4. The final drop has something new
More commercial genres of EDM have the luxury of more formulaic compositions where the second drop section is usually just the same as the first with an extra blast of white noise or maybe the filter cutoffs slightly more open. It’s simple, effective, and works on massive systems. But organic house music often needs to be more nuanced, adding entirely new elements or groove layers to make the final drop hit. For PROFF, the final drop, around 4:35, brings in a brittle, strummed counter-melody to keep the groove fresh and exciting.
From a producer’s perspective, these small little additions can often be the hardest to include since we usually feel like we’ve written ourselves into a corner at this point and can’t possibly drum up something that could crank up the track’s energy that final notch. But that’s where generator tools and plugins like Schema: Light come into play.
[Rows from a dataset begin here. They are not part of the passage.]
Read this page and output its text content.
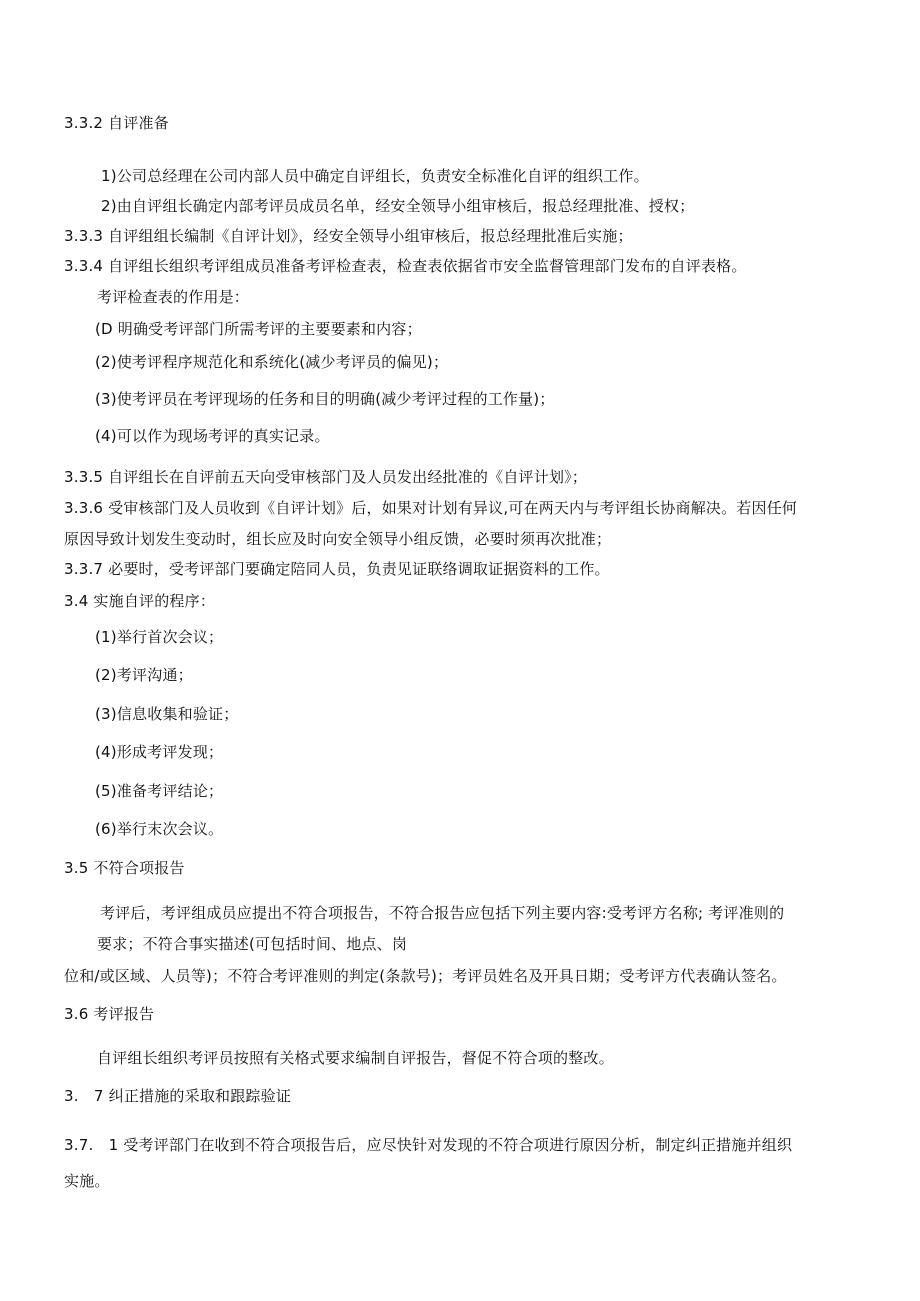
3.3.2 自评准备
1)公司总经理在公司内部人员中确定自评组长，负责安全标准化自评的组织工作。
2)由自评组长确定内部考评员成员名单，经安全领导小组审核后，报总经理批准、授权；
3.3.3 自评组组长编制《自评计划》，经安全领导小组审核后，报总经理批准后实施；
3.3.4 自评组长组织考评组成员准备考评检查表，检查表依据省市安全监督管理部门发布的自评表格。
考评检查表的作用是：
(D 明确受考评部门所需考评的主要要素和内容；
(2)使考评程序规范化和系统化(减少考评员的偏见)；
(3)使考评员在考评现场的任务和目的明确(减少考评过程的工作量)；
(4)可以作为现场考评的真实记录。
3.3.5 自评组长在自评前五天向受审核部门及人员发出经批准的《自评计划》；
3.3.6 受审核部门及人员收到《自评计划》后，如果对计划有异议,可在两天内与考评组长协商解决。若因任何
原因导致计划发生变动时，组长应及时向安全领导小组反馈，必要时须再次批准；
3.3.7 必要时，受考评部门要确定陪同人员，负责见证联络调取证据资料的工作。
3.4 实施自评的程序：
(1)举行首次会议；
(2)考评沟通；
(3)信息收集和验证；
(4)形成考评发现；
(5)准备考评结论；
(6)举行末次会议。
3.5 不符合项报告
考评后，考评组成员应提出不符合项报告，不符合报告应包括下列主要内容:受考评方名称; 考评准则的
要求；不符合事实描述(可包括时间、地点、岗
位和/或区域、人员等)；不符合考评准则的判定(条款号)；考评员姓名及开具日期；受考评方代表确认签名。
3.6 考评报告
自评组长组织考评员按照有关格式要求编制自评报告，督促不符合项的整改。
3.　7 纠正措施的采取和跟踪验证
3.7.　1 受考评部门在收到不符合项报告后，应尽快针对发现的不符合项进行原因分析，制定纠正措施并组织
实施。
Schema: Light is packed with acoustic-inspired patches and presets that generate tons of melodic ideas and sequences for you to cycle through with your core melodic and groove loop playing until you, seemingly by magic, stumble upon the perfect combination of sequences, patches, and riffs that align perfectly for that last little bit of melodic sauce you need.
Pro tip: While fishing for that perfect patch, start locking various parameters that you stumble on, be it scale, riff, or layer, so that you slowly work towards exactly what you’re looking for instead of feeling like you’re shooting in the dark for a random preset to work perfectly.